Flipping through the warrant, I noted the judge’s signature on the last page. I wasn’t a lawyer or even a cop, but being married to one had taught me a few things about due process and suchlike, even more than I’d learned watching
Law & Order
. The original was still my favorite. “They can,” I told Stella, putting a hand on her arm. “But you don’t have to watch. C’mon in the kitchen.”
“But I want to wa—Hey! That’s my daughter’s room. You can’t go in there.” She pulled away from me to confront Officer Qualls.
The dark-eyed cop was several inches shorter than Stella, but she didn’t quail when Stella stepped in front of her. “I have to, ma’am,” she said politely. “It’s my job.”
Stella whirled to jab an accusing glare at Dillon. “Surely you don’t suspect a twelve-year-old of having anything to do with that woman’s death, do you?”
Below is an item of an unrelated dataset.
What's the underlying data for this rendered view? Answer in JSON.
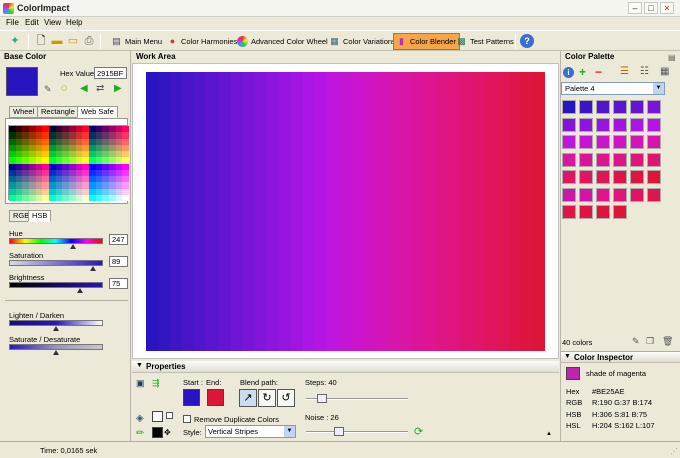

Agent Dillon took her by the elbow and gently guided her back to the foyer, nodding at Officer Qualls to resume her search. “Of course not,” he said. “Why don’t you wait outside with Miss Terhune? We won’t be long.”
I wanted to challenge him, to ask what evidence he had that had persuaded a judge to grant a warrant, but I didn’t want to upset Stella further. “Look, let’s run down to Doralynn’s and get a scone and some tea,” I suggested.
“Good idea,” Dillon said.
“Bad idea,” Stella almost snarled. Fear and anger were taking a toll on her usually calm disposition. “I’m not going anywhere while these people are . . . are violating my home!” Crossing her arms over her chest, she plunked herself down on the top step of the stoop. I joined her, draping an arm over her slender shoulders.
“Where’s Darryl?” she asked, eyes scanning the street, skimming over two teens on skateboards and the neighbors across the street who were staring, mesmerized by the prospect of scandal or tragedy the police cars promised. “He should be here.”
I couldn’t argue with that.
“Look at this!” The cry of triumph came from the garage.
I recognized both the voice and the tone and winced. Hank had crowed just like that when he found the Civil War sword that killed Constance DuBois in my mom’s hall closet. So either he’d just discovered a winning lottery ticket in his pocket, or his find might rock Stella’s world.